The Dodgers’ luxury tax bill for the year came to $43.6MM, Ronald Blum of the AP reports. For luxury-tax purposes, the Dodgers had a payroll of $297.9MM. As luxury-tax offenders for the third consecutive year, they were taxed at a 40% rate for the amount by which they exceeded the tax threshold of $189MM. The Yankees, meanwhile, will pay $26.1MM, while the Red Sox owe $1.8MM and the Giants $1.3MM. The $72.8MM between the four teams amounts to the record amount of luxury tax collected in a season, Blum reports. That the Dodgers’ bill was so steep comes as little surprise, of course — their 2015 payroll, headed by large expenditures for players like Clayton Kershaw, Zack Greinke, Adrian Gonzalez, Carl Crawford and Andre Ethier, was the highest in MLB history. Here’s more from the West divisions.
- Dennis Lin of the San Diego Union-Tribune profiles new Padres outfielder Jabari Blash, who the Athletics selected from the Mariners in this month’s Rule 5 Draft and then traded to San Diego. The 26-year-old Blash looked like one of the best potential power sources available in the Rule 5 — he batted .271/.370/.576 and hit 32 homers between Double-A Jackson and Triple-A Tacoma in 2015. Interestingly, Blash grew up in the Virgin Islands, and one of the first offers of congratulations he received was from Callix Crabbe, a former infielder from the Virgin Islands who the Padres selected in the Rule 5 Draft in 2007.
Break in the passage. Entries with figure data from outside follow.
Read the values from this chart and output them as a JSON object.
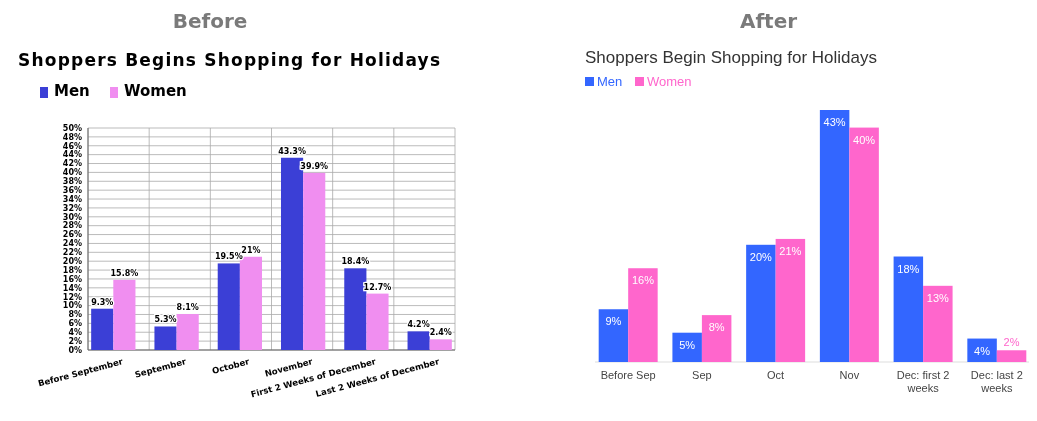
{
  "chart_data": [
    {
      "type": "bar",
      "title": "Before",
      "subtitle": "Shoppers Begins Shopping for Holidays",
      "categories": [
        "Before September",
        "September",
        "October",
        "November",
        "First 2 Weeks of December",
        "Last 2 Weeks of December"
      ],
      "series": [
        {
          "name": "Men",
          "color": "#3b3fd6",
          "values": [
            9.3,
            5.3,
            19.5,
            43.3,
            18.4,
            4.2
          ],
          "value_labels": [
            "9.3%",
            "5.3%",
            "19.5%",
            "43.3%",
            "18.4%",
            "4.2%"
          ]
        },
        {
          "name": "Women",
          "color": "#f08ef0",
          "values": [
            15.8,
            8.1,
            21,
            39.9,
            12.7,
            2.4
          ],
          "value_labels": [
            "15.8%",
            "8.1%",
            "21%",
            "39.9%",
            "12.7%",
            "2.4%"
          ]
        }
      ],
      "ylim": [
        0,
        50
      ],
      "yticks": [
        {
          "value": 0,
          "label": "0%"
        },
        {
          "value": 2,
          "label": "2%"
        },
        {
          "value": 4,
          "label": "4%"
        },
        {
          "value": 6,
          "label": "6%"
        },
        {
          "value": 8,
          "label": "8%"
        },
        {
          "value": 10,
          "label": "10%"
        },
        {
          "value": 12,
          "label": "12%"
        },
        {
          "value": 14,
          "label": "14%"
        },
        {
          "value": 16,
          "label": "16%"
        },
        {
          "value": 18,
          "label": "18%"
        },
        {
          "value": 20,
          "label": "20%"
        },
        {
          "value": 22,
          "label": "22%"
        },
        {
          "value": 24,
          "label": "24%"
        },
        {
          "value": 26,
          "label": "26%"
        },
        {
          "value": 28,
          "label": "28%"
        },
        {
          "value": 30,
          "label": "30%"
        },
        {
          "value": 32,
          "label": "32%"
        },
        {
          "value": 34,
          "label": "34%"
        },
        {
          "value": 36,
          "label": "36%"
        },
        {
          "value": 38,
          "label": "38%"
        },
        {
          "value": 40,
          "label": "40%"
        },
        {
          "value": 42,
          "label": "42%"
        },
        {
          "value": 44,
          "label": "44%"
        },
        {
          "value": 46,
          "label": "46%"
        },
        {
          "value": 48,
          "label": "48%"
        },
        {
          "value": 50,
          "label": "50%"
        }
      ],
      "grid": true,
      "legend": "top left"
    },
    {
      "type": "bar",
      "title": "After",
      "subtitle": "Shoppers Begin Shopping for Holidays",
      "categories": [
        "Before Sep",
        "Sep",
        "Oct",
        "Nov",
        "Dec: first 2 weeks",
        "Dec: last 2 weeks"
      ],
      "series": [
        {
          "name": "Men",
          "color": "#3366ff",
          "values": [
            9,
            5,
            20,
            43,
            18,
            4
          ],
          "value_labels": [
            "9%",
            "5%",
            "20%",
            "43%",
            "18%",
            "4%"
          ]
        },
        {
          "name": "Women",
          "color": "#ff66cc",
          "values": [
            16,
            8,
            21,
            40,
            13,
            2
          ],
          "value_labels": [
            "16%",
            "8%",
            "21%",
            "40%",
            "13%",
            "2%"
          ]
        }
      ],
      "tick_labels": "x",
      "legend": "top left"
    }
  ]
}
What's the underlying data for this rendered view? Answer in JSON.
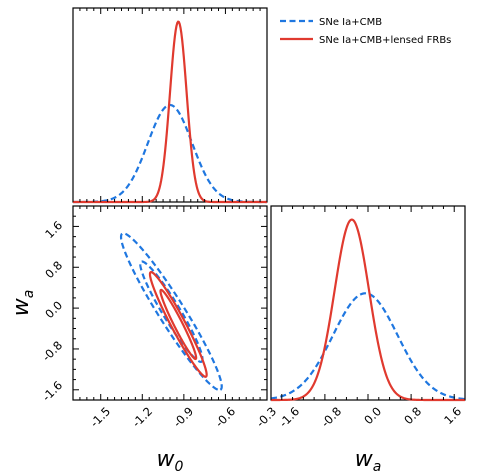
{
  "chart_data": [
    {
      "type": "line",
      "panel": "w0 marginal",
      "xlim": [
        -1.7,
        -0.3
      ],
      "ylim": [
        0,
        1
      ],
      "series": [
        {
          "name": "SNe Ia+CMB",
          "style": "dashed",
          "color": "#1f77e0",
          "peak_x": -1.0,
          "sigma": 0.16,
          "peak": 0.5
        },
        {
          "name": "SNe Ia+CMB+lensed FRBs",
          "style": "solid",
          "color": "#e03a2f",
          "peak_x": -0.94,
          "sigma": 0.06,
          "peak": 0.93
        }
      ]
    },
    {
      "type": "contour",
      "panel": "w0-wa joint",
      "xlabel": "w_0",
      "ylabel": "w_a",
      "xlim": [
        -1.7,
        -0.3
      ],
      "ylim": [
        -1.8,
        2.0
      ],
      "xticks": [
        "-1.5",
        "-1.2",
        "-0.9",
        "-0.6",
        "-0.3"
      ],
      "yticks": [
        "-1.6",
        "-0.8",
        "0.0",
        "0.8",
        "1.6"
      ],
      "series": [
        {
          "name": "SNe Ia+CMB",
          "style": "dashed",
          "color": "#1f77e0",
          "ellipses": [
            {
              "level": "1sigma",
              "center": [
                -0.99,
                -0.07
              ],
              "semi_major": 1.11,
              "semi_minor": 0.155,
              "angle_deg": -62
            },
            {
              "level": "2sigma",
              "center": [
                -0.99,
                -0.07
              ],
              "semi_major": 1.75,
              "semi_minor": 0.23,
              "angle_deg": -61
            }
          ]
        },
        {
          "name": "SNe Ia+CMB+lensed FRBs",
          "style": "solid",
          "color": "#e03a2f",
          "ellipses": [
            {
              "level": "1sigma",
              "center": [
                -0.94,
                -0.32
              ],
              "semi_major": 0.74,
              "semi_minor": 0.075,
              "angle_deg": -66
            },
            {
              "level": "2sigma",
              "center": [
                -0.94,
                -0.32
              ],
              "semi_major": 1.13,
              "semi_minor": 0.125,
              "angle_deg": -65
            }
          ]
        }
      ]
    },
    {
      "type": "line",
      "panel": "wa marginal",
      "xlabel": "w_a",
      "xlim": [
        -1.8,
        1.8
      ],
      "ylim": [
        0,
        1
      ],
      "xticks": [
        "-1.6",
        "-0.8",
        "0.0",
        "0.8",
        "1.6"
      ],
      "series": [
        {
          "name": "SNe Ia+CMB",
          "style": "dashed",
          "color": "#1f77e0",
          "peak_x": -0.05,
          "sigma": 0.6,
          "peak": 0.55
        },
        {
          "name": "SNe Ia+CMB+lensed FRBs",
          "style": "solid",
          "color": "#e03a2f",
          "peak_x": -0.3,
          "sigma": 0.32,
          "peak": 0.93
        }
      ]
    }
  ],
  "legend": {
    "placement": "top-right",
    "entries": [
      {
        "label": "SNe Ia+CMB",
        "style": "dashed",
        "color": "#1f77e0"
      },
      {
        "label": "SNe Ia+CMB+lensed FRBs",
        "style": "solid",
        "color": "#e03a2f"
      }
    ]
  }
}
- The surprising package the Astros gave up to get Ken Giles from the Phillies reflects an industry-wide trend in which relievers capable of pitching high-leverage innings are valued more highly, Evan Drellich of the Houston Chronicle writes. The Astros gave up Vincent Velasquez and Mark Appel in the Giles deal. They re-signed another reliever, Tony Sipp, to a hefty three-year, $18MM contract. The belief that good relievers are fundamentally less valuable than good starting pitchers or position players has long been widely held, but perhaps that’s changing, at least to a degree. “You’d have to say that as an industry, we’re valuing a team that’s in contention needs to have those guys at the back end of the bullpen,” says Astros GM Jeff Luhnow. “We’ve seen what the Royals have been able to do with a successful execution of that strategy, and the Mets with (Jeurys) Familia, and there’s good late-inning relievers on the teams that make it to and win in the playoffs.”